Mr Patel told Independent Community Pharmacist Magazine: “[NHS England is] getting rid of establishment payments of £15,000 a year, they’re getting rid of MURs worth £11,200 a year, so each pharmacy in England is going to have £26,200 less a year.”
Describing this as a “pay cut,” Mr Patel said: “They are saying you’ll have to do an awful lot of work to get it back. You’ll need to do, for example, work equivalent to 1,871 CPCS interventions to reclaim £26,200.”
Revealing that some pharmacies in his LPC had gone into debt to try and keep their doors open, he told ICP that before contractors make borrowing decisions, “they must have financial and volume-related clarity about the CPCS and the entire five-year period”.
PSNC: Details yet to be finalised
In response to these warnings, PSNC director of pharmacy funding Mike Dent said “some” aspects of funding distribution for next year are still the subject of “urgent negotiations”.
Mr Dent said the negotiator would be publishing indicative income tables once these details are finalised, but said that while these were designed to help contractors predict their income, “this is all highly dependent on dispensing and product mixes, and factors such as local services will also play a part”.

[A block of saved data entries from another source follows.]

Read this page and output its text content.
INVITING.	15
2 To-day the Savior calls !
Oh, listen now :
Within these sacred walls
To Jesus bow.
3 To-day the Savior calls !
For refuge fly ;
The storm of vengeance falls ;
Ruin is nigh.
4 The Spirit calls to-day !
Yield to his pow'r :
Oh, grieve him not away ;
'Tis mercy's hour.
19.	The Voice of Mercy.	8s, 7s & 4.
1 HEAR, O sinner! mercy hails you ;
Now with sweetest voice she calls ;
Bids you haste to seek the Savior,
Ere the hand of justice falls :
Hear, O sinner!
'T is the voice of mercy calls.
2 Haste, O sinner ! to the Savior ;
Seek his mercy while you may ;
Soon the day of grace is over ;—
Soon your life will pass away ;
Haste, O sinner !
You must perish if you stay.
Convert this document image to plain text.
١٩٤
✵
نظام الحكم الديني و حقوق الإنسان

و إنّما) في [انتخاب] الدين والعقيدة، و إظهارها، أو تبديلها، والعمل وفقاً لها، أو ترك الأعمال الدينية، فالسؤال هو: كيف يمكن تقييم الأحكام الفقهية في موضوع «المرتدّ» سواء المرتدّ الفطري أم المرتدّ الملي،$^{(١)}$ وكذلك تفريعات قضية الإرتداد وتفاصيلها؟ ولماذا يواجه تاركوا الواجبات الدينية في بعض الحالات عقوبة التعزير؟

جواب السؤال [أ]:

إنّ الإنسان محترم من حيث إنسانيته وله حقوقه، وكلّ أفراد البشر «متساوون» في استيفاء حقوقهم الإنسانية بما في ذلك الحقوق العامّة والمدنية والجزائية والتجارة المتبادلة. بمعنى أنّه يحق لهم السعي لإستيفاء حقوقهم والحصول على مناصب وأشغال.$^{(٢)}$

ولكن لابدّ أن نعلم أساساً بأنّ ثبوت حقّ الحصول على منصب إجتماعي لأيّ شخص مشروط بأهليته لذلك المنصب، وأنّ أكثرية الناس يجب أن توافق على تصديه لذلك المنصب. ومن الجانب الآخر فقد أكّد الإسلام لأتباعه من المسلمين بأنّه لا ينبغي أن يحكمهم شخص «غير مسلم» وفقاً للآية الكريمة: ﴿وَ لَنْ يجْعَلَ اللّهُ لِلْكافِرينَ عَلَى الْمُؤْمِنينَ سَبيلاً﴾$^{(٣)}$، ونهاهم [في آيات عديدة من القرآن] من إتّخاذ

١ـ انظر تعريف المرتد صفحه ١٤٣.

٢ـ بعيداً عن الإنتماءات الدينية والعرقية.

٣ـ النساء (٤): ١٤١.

He said that the next five years would “involve significant changes for all community pharmacies, adding: “For all businesses this will involve difficult conversations and decisions – including the possibility of branch closures for larger businesses or consolidations for some smaller businesses – but there are opportunities for those who are able to adapt, as the new services will give the sector the expanded clinical role it has been seeking for many years and will help to put pharmacies at the heart of primary care.”